Amazon, Google, Facebook: la caduta degli dei

Michael Dziedzic

Se vi sembra che le piattaforme che hanno caratterizzato gli scorsi decenni digitali siano diventate peggiori non è soltanto una vostra impressione.

da Quants numero 7, novembre 2023

C’è una domanda che gli utenti pongono sempre più spesso a Google, e che ha come protagonista proprio il motore di ricerca più utilizzato al mondo: «perché Google sta peggiorando?». Anche su una piattaforma come Reddit, le discussioni in cui le persone cercano di capire se davvero il prodotto di punta di uno dei più grandi colossi tecnologici del mondo sia ormai diventato la brutta copia di se stesso sono centinaia.

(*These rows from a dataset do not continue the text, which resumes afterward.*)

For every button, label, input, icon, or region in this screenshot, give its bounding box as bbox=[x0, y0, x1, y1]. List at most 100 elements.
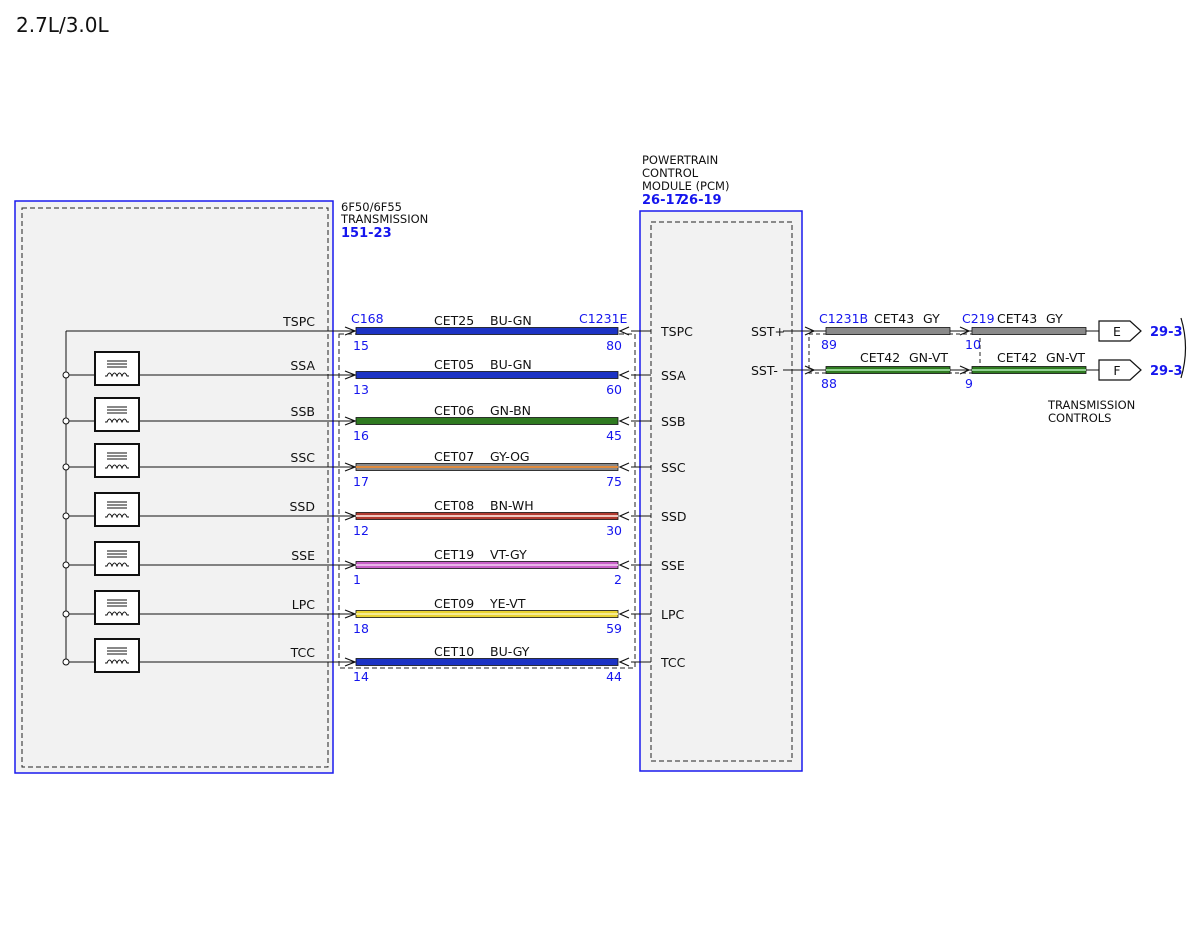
pcm-signal-tcc: TCC bbox=[660, 655, 686, 670]
pcm-signal-ssc: SSC bbox=[661, 460, 686, 475]
sensor-color-b-sst-minus: GN-VT bbox=[1046, 350, 1085, 365]
trans-pin-lpc: 18 bbox=[353, 621, 369, 636]
transmission-signal-tcc: TCC bbox=[290, 645, 316, 660]
connector-arrow-pcm-sse bbox=[618, 560, 630, 570]
bus-junction-lpc bbox=[62, 610, 70, 618]
sensor-pcm-pin-sst-plus: 89 bbox=[821, 337, 837, 352]
wire-color-code-ssd: BN-WH bbox=[490, 498, 534, 513]
sensor-color-a-sst-plus: GY bbox=[923, 311, 940, 326]
destination-note-line2: CONTROLS bbox=[1048, 411, 1111, 425]
pcm-pin-sse: 2 bbox=[614, 572, 622, 587]
transmission-signal-tspc: TSPC bbox=[282, 314, 315, 329]
destination-note-line1: TRANSMISSION bbox=[1047, 398, 1135, 412]
trans-pin-ssc: 17 bbox=[353, 474, 369, 489]
pcm-pin-ssb: 45 bbox=[606, 428, 622, 443]
pcm-signal-ssa: SSA bbox=[661, 368, 686, 383]
sensor-color-a-sst-minus: GN-VT bbox=[909, 350, 948, 365]
diagram-stage: 2.7L/3.0L TSPC SSA SSB SSC SSD SSE LPC TCC 6F50… bbox=[0, 0, 1200, 927]
pcm-name-line3: MODULE (PCM) bbox=[642, 179, 729, 193]
connector-arrow-pcm-ssc bbox=[618, 462, 630, 472]
destination-ref-link-sst-plus[interactable]: 29-3 bbox=[1150, 325, 1183, 340]
solenoid-icon-ssc bbox=[94, 443, 140, 478]
pcm-box bbox=[639, 210, 803, 772]
pcm-signal-sse: SSE bbox=[661, 558, 685, 573]
wiring-diagram: 2.7L/3.0L TSPCSSASSBSSCSSDSSELPCTCC 6F50… bbox=[14, 13, 1187, 774]
connector-arrow-pcm-ssa bbox=[618, 370, 630, 380]
pcm-signal-sst-plus: SST+ bbox=[751, 324, 785, 339]
sensor-pcm-connector-id: C1231B bbox=[819, 311, 868, 326]
circuit-id-sse: CET19 bbox=[434, 547, 474, 562]
solenoid-icon-ssa bbox=[94, 351, 140, 386]
transmission-signal-lpc: LPC bbox=[292, 597, 316, 612]
transmission-name-line2: TRANSMISSION bbox=[340, 212, 428, 226]
pcm-ref-link-2[interactable]: 26-19 bbox=[680, 193, 722, 208]
pcm-signal-ssb: SSB bbox=[661, 414, 685, 429]
sensor-inline-pin-sst-plus: 10 bbox=[965, 337, 981, 352]
bus-junction-sse bbox=[62, 561, 70, 569]
transmission-signal-ssc: SSC bbox=[290, 450, 315, 465]
wire-color-code-sse: VT-GY bbox=[490, 547, 527, 562]
wire-tcc bbox=[355, 658, 619, 666]
solenoid-icon-ssb bbox=[94, 397, 140, 432]
transmission-ref-link[interactable]: 151-23 bbox=[341, 226, 392, 241]
destination-ref-link-sst-minus[interactable]: 29-3 bbox=[1150, 364, 1183, 379]
transmission-signal-ssd: SSD bbox=[290, 499, 316, 514]
pcm-pin-ssd: 30 bbox=[606, 523, 622, 538]
pcm-connector-id: C1231E bbox=[579, 311, 628, 326]
transmission-box bbox=[14, 200, 334, 774]
trans-pin-ssd: 12 bbox=[353, 523, 369, 538]
wire-ssa bbox=[355, 371, 619, 379]
bus-junction-ssb bbox=[62, 417, 70, 425]
wire-color-code-ssb: GN-BN bbox=[490, 403, 531, 418]
destination-tag-label-sst-minus: F bbox=[1113, 363, 1120, 378]
connector-arrow-pcm-lpc bbox=[618, 609, 630, 619]
sensor-circuit-b-sst-minus: CET42 bbox=[997, 350, 1037, 365]
wire-color-code-ssc: GY-OG bbox=[490, 449, 530, 464]
wire-color-code-tcc: BU-GY bbox=[490, 644, 530, 659]
solenoid-icon-lpc bbox=[94, 590, 140, 625]
sensor-inline-pin-sst-minus: 9 bbox=[965, 376, 973, 391]
pcm-pin-tcc: 44 bbox=[606, 669, 622, 684]
trans-pin-ssb: 16 bbox=[353, 428, 369, 443]
transmission-signal-sse: SSE bbox=[291, 548, 315, 563]
pcm-signal-tspc: TSPC bbox=[660, 324, 693, 339]
pcm-ref-link-1[interactable]: 26-17 bbox=[642, 193, 684, 208]
circuit-id-ssa: CET05 bbox=[434, 357, 474, 372]
sensor-rows: SST+ E 29-3 C1231B C219 89 10 CET43 GY CET43 GY SST… bbox=[751, 311, 1183, 391]
circuit-id-ssb: CET06 bbox=[434, 403, 474, 418]
sensor-inline-connector-id: C219 bbox=[962, 311, 995, 326]
circuit-id-tspc: CET25 bbox=[434, 313, 474, 328]
sensor-color-b-sst-plus: GY bbox=[1046, 311, 1063, 326]
circuit-id-ssd: CET08 bbox=[434, 498, 474, 513]
wire-color-code-ssa: BU-GN bbox=[490, 357, 532, 372]
connector-arrow-pcm-tcc bbox=[618, 657, 630, 667]
connector-dashed-outline bbox=[338, 333, 636, 669]
wire-color-code-tspc: BU-GN bbox=[490, 313, 532, 328]
transmission-signal-ssa: SSA bbox=[290, 358, 315, 373]
solenoid-icon-sse bbox=[94, 541, 140, 576]
trans-pin-ssa: 13 bbox=[353, 382, 369, 397]
pcm-pin-lpc: 59 bbox=[606, 621, 622, 636]
bus-junction-tcc bbox=[62, 658, 70, 666]
pcm-signal-ssd: SSD bbox=[661, 509, 687, 524]
solenoid-icon-tcc bbox=[94, 638, 140, 673]
circuit-id-lpc: CET09 bbox=[434, 596, 474, 611]
sensor-circuit-a-sst-minus: CET42 bbox=[860, 350, 900, 365]
sensor-circuit-a-sst-plus: CET43 bbox=[874, 311, 914, 326]
pcm-pin-ssa: 60 bbox=[606, 382, 622, 397]
pcm-pin-ssc: 75 bbox=[606, 474, 622, 489]
trans-pin-tcc: 14 bbox=[353, 669, 369, 684]
sensor-circuit-b-sst-plus: CET43 bbox=[997, 311, 1037, 326]
wire-color-code-lpc: YE-VT bbox=[489, 596, 526, 611]
connector-arrow-pcm-ssd bbox=[618, 511, 630, 521]
sensor-wire-a-sst-plus bbox=[825, 327, 951, 335]
transmission-signal-ssb: SSB bbox=[291, 404, 315, 419]
wire-tspc bbox=[355, 327, 619, 335]
circuit-id-ssc: CET07 bbox=[434, 449, 474, 464]
destination-tag-label-sst-plus: E bbox=[1113, 324, 1121, 339]
trans-pin-tspc: 15 bbox=[353, 338, 369, 353]
sensor-wire-b-sst-plus bbox=[971, 327, 1087, 335]
pcm-signal-lpc: LPC bbox=[661, 607, 685, 622]
bus-junction-ssa bbox=[62, 371, 70, 379]
connector-arrow-pcm-ssb bbox=[618, 416, 630, 426]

Com’è possibile che – secondo un gran numero di utenti – il motore di ricerca che è il sinonimo stesso di cercare qualcosa online (to google, in italiano “googlare”), che detiene una quota di mercato dell’85% e che genera circa l’80% del fatturato della casa madre Alphabet (una macchina da 280 miliardi di dollari di introiti nel solo 2022) non sia più in grado di svolgere il proprio lavoro e di fornire risposte soddisfacenti alle domande che gli vengono poste sui temi più svariati?

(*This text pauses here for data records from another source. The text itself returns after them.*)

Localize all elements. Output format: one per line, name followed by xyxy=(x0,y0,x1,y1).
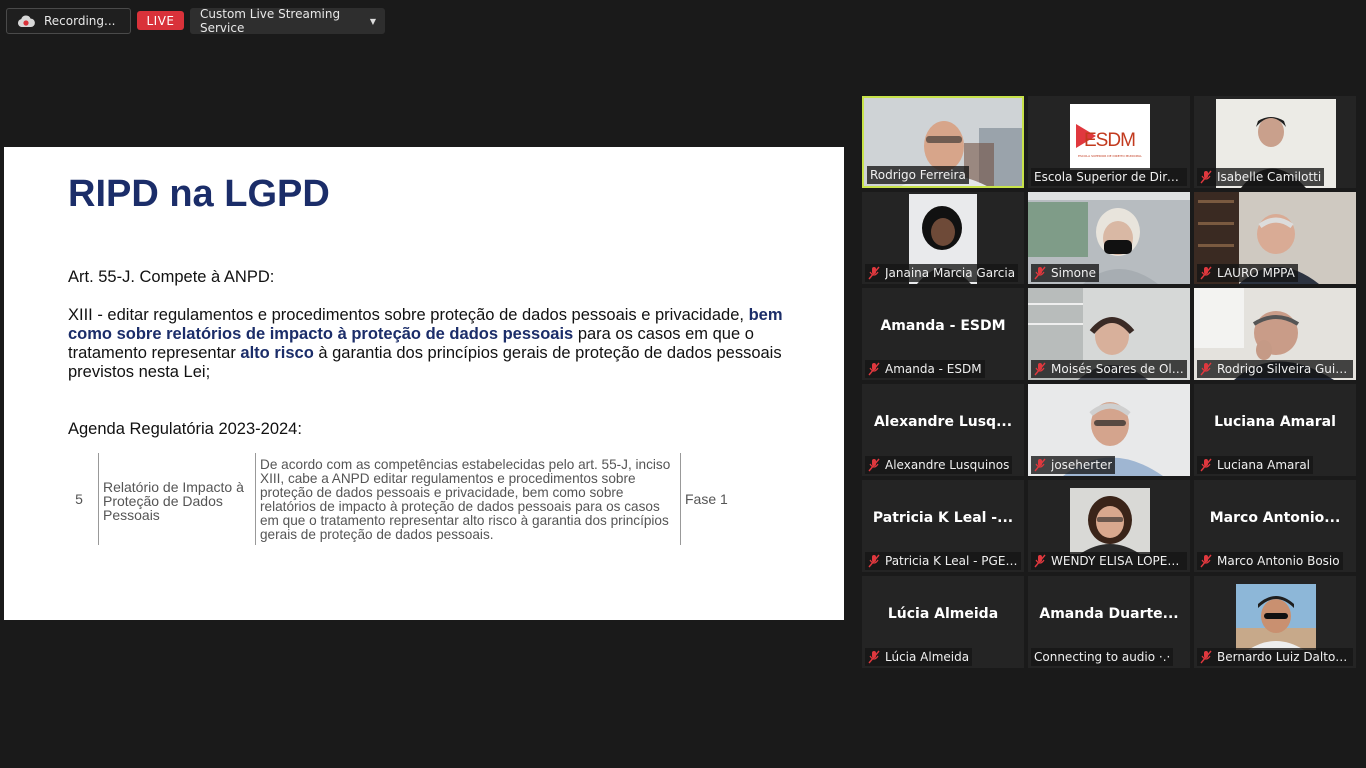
agenda-number: 5 xyxy=(75,491,83,507)
muted-mic-icon xyxy=(868,362,880,376)
participant-name-label: Rodrigo Ferreira xyxy=(867,166,969,184)
participant-tile[interactable]: ESDM ESCOLA SUPERIOR DE DIREITO MUNICIPA… xyxy=(1028,96,1190,188)
participant-center-name: Patricia K Leal -... xyxy=(872,510,1014,526)
participant-name-label: Moisés Soares de Oli... xyxy=(1031,360,1187,378)
participant-name-label: Amanda - ESDM xyxy=(865,360,985,378)
participant-name-label: Connecting to audio ·.· xyxy=(1031,648,1174,666)
participant-name-label: Janaina Marcia Garcia xyxy=(865,264,1019,282)
agenda-description: De acordo com as competências estabeleci… xyxy=(255,453,681,545)
recording-indicator[interactable]: Recording... xyxy=(6,8,131,34)
shared-slide: RIPD na LGPD Art. 55-J. Compete à ANPD: … xyxy=(4,147,844,620)
video-feed xyxy=(1236,584,1316,650)
participant-center-name: Amanda - ESDM xyxy=(880,318,1006,334)
participant-center-name: Luciana Amaral xyxy=(1214,414,1336,430)
agenda-table: 5 Relatório de Impacto à Proteção de Dad… xyxy=(60,453,740,545)
muted-mic-icon xyxy=(1034,266,1046,280)
article-paragraph: XIII - editar regulamentos e procediment… xyxy=(68,306,788,382)
participant-name-label: Luciana Amaral xyxy=(1197,456,1314,474)
streaming-service-label: Custom Live Streaming Service xyxy=(200,7,341,35)
participant-name-label: Escola Superior de Direi... xyxy=(1031,168,1187,186)
muted-mic-icon xyxy=(868,266,880,280)
participant-name-label: Marco Antonio Bosio xyxy=(1197,552,1343,570)
caret-down-icon: ▼ xyxy=(369,16,376,26)
live-badge[interactable]: LIVE xyxy=(137,11,184,30)
muted-mic-icon xyxy=(1200,266,1212,280)
muted-mic-icon xyxy=(1034,458,1046,472)
participant-tile[interactable]: Amanda - ESDM Amanda - ESDM xyxy=(862,288,1024,380)
agenda-heading: Agenda Regulatória 2023-2024: xyxy=(68,420,302,438)
participant-name-label: Simone xyxy=(1031,264,1099,282)
participant-tile[interactable]: Lúcia Almeida Lúcia Almeida xyxy=(862,576,1024,668)
paragraph-text-1: XIII - editar regulamentos e procediment… xyxy=(68,306,749,324)
participant-name-label: Rodrigo Silveira Guilh... xyxy=(1197,360,1353,378)
muted-mic-icon xyxy=(868,554,880,568)
recording-label: Recording... xyxy=(44,14,116,28)
logo-subtext: ESCOLA SUPERIOR DE DIREITO MUNICIPAL xyxy=(1078,154,1142,158)
streaming-service-dropdown[interactable]: Custom Live Streaming Service ▼ xyxy=(190,7,385,35)
participant-tile[interactable]: Luciana Amaral Luciana Amaral xyxy=(1194,384,1356,476)
participant-name-label: Lúcia Almeida xyxy=(865,648,973,666)
video-feed xyxy=(1070,488,1150,554)
participant-tile[interactable]: Bernardo Luiz Daltoé ... xyxy=(1194,576,1356,668)
slide-title: RIPD na LGPD xyxy=(68,173,330,215)
participant-tile[interactable]: joseherter xyxy=(1028,384,1190,476)
participant-tile[interactable]: Marco Antonio... Marco Antonio Bosio xyxy=(1194,480,1356,572)
participant-tile[interactable]: Rodrigo Ferreira xyxy=(862,96,1024,188)
participant-center-name: Lúcia Almeida xyxy=(887,606,999,622)
muted-mic-icon xyxy=(1200,170,1212,184)
participant-tile[interactable]: Patricia K Leal -... Patricia K Leal - P… xyxy=(862,480,1024,572)
cloud-recording-icon xyxy=(17,14,35,28)
participant-tile[interactable]: Simone xyxy=(1028,192,1190,284)
participant-name-label: WENDY ELISA LOPEZ ... xyxy=(1031,552,1187,570)
participant-name-label: Patricia K Leal - PGE/... xyxy=(865,552,1021,570)
participant-tile[interactable]: Moisés Soares de Oli... xyxy=(1028,288,1190,380)
participant-tile[interactable]: WENDY ELISA LOPEZ ... xyxy=(1028,480,1190,572)
participant-gallery: Rodrigo Ferreira ESDM ESCOLA SUPERIOR DE… xyxy=(862,96,1360,672)
muted-mic-icon xyxy=(1200,554,1212,568)
participant-tile[interactable]: Janaina Marcia Garcia xyxy=(862,192,1024,284)
muted-mic-icon xyxy=(1034,362,1046,376)
paragraph-highlight-2: alto risco xyxy=(240,344,314,362)
logo-text: ESDM xyxy=(1084,130,1136,151)
participant-center-name: Amanda Duarte... xyxy=(1039,606,1179,622)
participant-name-label: Isabelle Camilotti xyxy=(1197,168,1325,186)
participant-center-name: Alexandre Lusq... xyxy=(873,414,1013,430)
participant-name-label: joseherter xyxy=(1031,456,1116,474)
participant-tile[interactable]: Alexandre Lusq... Alexandre Lusquinos xyxy=(862,384,1024,476)
participant-name-label: LAURO MPPA xyxy=(1197,264,1298,282)
participant-tile[interactable]: Isabelle Camilotti xyxy=(1194,96,1356,188)
participant-name-label: Bernardo Luiz Daltoé ... xyxy=(1197,648,1353,666)
muted-mic-icon xyxy=(868,458,880,472)
participant-tile[interactable]: LAURO MPPA xyxy=(1194,192,1356,284)
agenda-topic: Relatório de Impacto à Proteção de Dados… xyxy=(98,453,255,545)
participant-tile[interactable]: Amanda Duarte... Connecting to audio ·.· xyxy=(1028,576,1190,668)
agenda-phase: Fase 1 xyxy=(685,491,728,507)
participant-tile[interactable]: Rodrigo Silveira Guilh... xyxy=(1194,288,1356,380)
muted-mic-icon xyxy=(1200,458,1212,472)
esdm-logo: ESDM ESCOLA SUPERIOR DE DIREITO MUNICIPA… xyxy=(1070,104,1150,170)
article-heading: Art. 55-J. Compete à ANPD: xyxy=(68,268,275,286)
participant-name-label: Alexandre Lusquinos xyxy=(865,456,1013,474)
muted-mic-icon xyxy=(868,650,880,664)
muted-mic-icon xyxy=(1200,362,1212,376)
muted-mic-icon xyxy=(1034,554,1046,568)
participant-center-name: Marco Antonio... xyxy=(1209,510,1341,526)
zoom-meeting-window: Recording... LIVE Custom Live Streaming … xyxy=(0,0,1366,768)
muted-mic-icon xyxy=(1200,650,1212,664)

Facciamo un esempio: provate a digitare su Google “migliori computer portatili”. Nel mio caso, una semplice ricerca di questo tipo produce prima di tutto un carosello per lo shopping di link sponsorizzati (che quindi non si basano sulla qualità del prodotto), seguito dalla pagina (sempre sponsorizzata) di una grande azienda produttrice. Subito dopo, troviamo la classifica dei migliori computer di un sito assolutamente sconosciuto e che ha conquistato questa posizione privilegiata grazie al sapiente uso della SEO (search engine optimization, ovvero l’uso, ma troppo spesso l’abuso, delle tecniche che permettono di conquistare i primi posti tra i risultati del motore di ricerca). Dopo troviamo alcune ridondanti domande generate automaticamente, e solo al quarto scroll compaiono finalmente i più noti siti italiani di prodotti tecnologici.

La situazione è pessima anche se ci si cimenta con ricerche che non hanno nulla a che fare con la vendita di prodotti commerciali: consigli domestici, spiegazioni di tema economico o finanziario, suggerimenti per restare in salute e molto altro ancora. Ricerche che, nonostante siano meno piagate dalla pubblicità, rimandano a una serie infinita di contenuti superficiali, scarsamente informativi, che sono l’uno la copia dell’altro e talmente farciti di parole chiave utili esclusivamente a ingannare il motore di ricerca da essere praticamente illeggibili.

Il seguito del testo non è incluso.